D.F. Togerson Award: 3D printing using uranium dioxide
Anil Prasad, Catherine Thiriet, Daniel Cluff, James Crigger, Jeffrey Battersby, Nikolas Kotsios, and Reeghan Osmond
For 3D printing using uranium dioxide.
The “3D Printing using Uranium Dioxide” project is being nominated to acknowledge the exceptional achievement by the fuel development research team of the successful and safe 3D printing using radioactive natural uranium dioxide (UO2). The work is the culmination of several years of dedicated research, which commenced in 2017, and several iterations of development, building upon the 3D printing of other, related, materials including inert zirconia and radioactive thoria.
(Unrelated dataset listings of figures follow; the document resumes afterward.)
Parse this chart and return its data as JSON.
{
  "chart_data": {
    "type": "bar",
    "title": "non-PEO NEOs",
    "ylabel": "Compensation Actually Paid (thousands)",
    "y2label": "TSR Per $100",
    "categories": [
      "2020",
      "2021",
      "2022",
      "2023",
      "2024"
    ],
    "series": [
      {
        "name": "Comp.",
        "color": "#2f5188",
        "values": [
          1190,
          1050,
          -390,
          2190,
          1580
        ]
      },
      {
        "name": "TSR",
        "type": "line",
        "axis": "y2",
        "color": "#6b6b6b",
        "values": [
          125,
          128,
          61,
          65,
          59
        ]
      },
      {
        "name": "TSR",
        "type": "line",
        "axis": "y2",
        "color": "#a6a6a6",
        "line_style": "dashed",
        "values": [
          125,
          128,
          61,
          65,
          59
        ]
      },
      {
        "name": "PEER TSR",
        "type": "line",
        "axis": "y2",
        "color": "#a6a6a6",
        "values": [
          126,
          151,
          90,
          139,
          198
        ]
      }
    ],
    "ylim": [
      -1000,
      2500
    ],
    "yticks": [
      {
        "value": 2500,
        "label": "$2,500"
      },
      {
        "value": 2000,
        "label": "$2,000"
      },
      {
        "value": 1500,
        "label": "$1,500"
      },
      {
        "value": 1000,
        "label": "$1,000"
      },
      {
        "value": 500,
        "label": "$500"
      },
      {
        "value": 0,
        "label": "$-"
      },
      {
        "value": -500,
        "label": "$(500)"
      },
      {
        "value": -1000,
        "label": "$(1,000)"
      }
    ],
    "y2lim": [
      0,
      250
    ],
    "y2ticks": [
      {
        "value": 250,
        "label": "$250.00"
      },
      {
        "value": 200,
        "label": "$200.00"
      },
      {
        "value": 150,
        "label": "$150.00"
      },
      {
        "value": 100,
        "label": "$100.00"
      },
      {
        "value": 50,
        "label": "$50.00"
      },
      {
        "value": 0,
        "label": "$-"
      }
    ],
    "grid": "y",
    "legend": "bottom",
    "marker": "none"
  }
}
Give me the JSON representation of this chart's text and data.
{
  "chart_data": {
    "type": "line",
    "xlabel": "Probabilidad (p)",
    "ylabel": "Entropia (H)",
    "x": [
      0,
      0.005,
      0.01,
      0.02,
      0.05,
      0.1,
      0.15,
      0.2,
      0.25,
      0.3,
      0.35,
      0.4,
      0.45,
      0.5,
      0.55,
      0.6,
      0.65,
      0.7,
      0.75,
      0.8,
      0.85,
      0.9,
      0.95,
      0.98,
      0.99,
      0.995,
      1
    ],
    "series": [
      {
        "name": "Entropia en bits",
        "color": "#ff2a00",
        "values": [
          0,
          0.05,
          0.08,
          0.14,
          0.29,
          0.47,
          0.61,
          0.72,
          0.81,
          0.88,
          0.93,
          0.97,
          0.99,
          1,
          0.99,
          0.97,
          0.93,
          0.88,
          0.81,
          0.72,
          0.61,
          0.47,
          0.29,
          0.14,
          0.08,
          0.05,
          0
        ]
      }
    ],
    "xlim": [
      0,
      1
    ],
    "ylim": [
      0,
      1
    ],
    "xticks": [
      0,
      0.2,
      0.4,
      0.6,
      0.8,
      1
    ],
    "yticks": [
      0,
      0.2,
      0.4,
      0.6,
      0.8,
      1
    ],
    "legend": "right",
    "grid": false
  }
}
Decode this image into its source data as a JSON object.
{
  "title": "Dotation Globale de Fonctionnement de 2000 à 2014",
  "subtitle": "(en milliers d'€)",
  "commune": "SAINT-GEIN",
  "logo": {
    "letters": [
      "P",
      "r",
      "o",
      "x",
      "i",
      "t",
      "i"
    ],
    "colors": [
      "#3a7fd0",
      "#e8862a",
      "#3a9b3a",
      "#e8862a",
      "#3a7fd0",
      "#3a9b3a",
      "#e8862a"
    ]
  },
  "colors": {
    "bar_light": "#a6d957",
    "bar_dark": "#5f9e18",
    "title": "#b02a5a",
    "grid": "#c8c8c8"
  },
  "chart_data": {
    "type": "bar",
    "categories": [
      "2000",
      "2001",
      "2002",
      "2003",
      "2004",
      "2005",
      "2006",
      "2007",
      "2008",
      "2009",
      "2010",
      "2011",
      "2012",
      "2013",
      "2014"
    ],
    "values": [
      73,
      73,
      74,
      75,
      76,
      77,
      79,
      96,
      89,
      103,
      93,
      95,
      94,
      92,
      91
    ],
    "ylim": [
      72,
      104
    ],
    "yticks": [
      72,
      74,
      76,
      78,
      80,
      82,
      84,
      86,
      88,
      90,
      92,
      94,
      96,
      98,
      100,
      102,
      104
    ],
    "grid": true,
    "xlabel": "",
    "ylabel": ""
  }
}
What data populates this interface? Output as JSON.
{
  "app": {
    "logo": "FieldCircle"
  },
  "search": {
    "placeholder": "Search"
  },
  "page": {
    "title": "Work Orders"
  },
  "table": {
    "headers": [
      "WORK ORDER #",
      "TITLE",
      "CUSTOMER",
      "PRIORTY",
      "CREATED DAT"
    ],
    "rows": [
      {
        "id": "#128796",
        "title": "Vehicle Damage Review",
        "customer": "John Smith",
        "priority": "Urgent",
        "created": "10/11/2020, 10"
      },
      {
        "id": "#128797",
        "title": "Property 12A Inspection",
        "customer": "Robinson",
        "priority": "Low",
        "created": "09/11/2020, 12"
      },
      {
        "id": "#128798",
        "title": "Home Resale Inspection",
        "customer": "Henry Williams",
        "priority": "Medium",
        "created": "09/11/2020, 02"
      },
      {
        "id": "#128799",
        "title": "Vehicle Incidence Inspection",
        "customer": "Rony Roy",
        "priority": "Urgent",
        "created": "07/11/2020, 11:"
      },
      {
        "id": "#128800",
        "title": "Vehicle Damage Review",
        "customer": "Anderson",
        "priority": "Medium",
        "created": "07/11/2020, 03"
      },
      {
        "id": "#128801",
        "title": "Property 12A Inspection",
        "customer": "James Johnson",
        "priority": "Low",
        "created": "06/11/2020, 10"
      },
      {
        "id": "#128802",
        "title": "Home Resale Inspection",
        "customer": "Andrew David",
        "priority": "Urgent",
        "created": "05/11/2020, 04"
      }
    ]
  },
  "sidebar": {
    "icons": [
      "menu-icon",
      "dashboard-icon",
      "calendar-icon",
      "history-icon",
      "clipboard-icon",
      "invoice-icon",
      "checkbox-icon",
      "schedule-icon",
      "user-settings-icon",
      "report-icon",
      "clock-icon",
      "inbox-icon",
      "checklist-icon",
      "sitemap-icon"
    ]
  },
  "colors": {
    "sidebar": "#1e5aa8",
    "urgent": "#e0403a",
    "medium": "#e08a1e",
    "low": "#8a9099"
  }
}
Conventional nuclear power reactors are fueled using UO2 in the form of cylinders stacked in fuel elements to form fuel bundles. While the cylindrical fuel form has the advantage of ease of production (i.e., the pressing and sintering a right cylinder fuel pellet is an established methodology), a compromise must be met with the temperature gradient experienced across the fuel pellets during operation due to the extremely poor heat conductivity of UO2. With the nuclear industry seeking to increase the reactor coolant temperature to increase efficiency, a new fuel design is required in order to tolerate the increase in operating temperatures. The application of the 3D printing process to create a three-dimensional object layer-by-layer using plastic and a computer-generated design can be applied to the fabrication of nuclear fuel, thereby uncovering a technique that can print new geometries in order to improve the safety and performance of future reactors.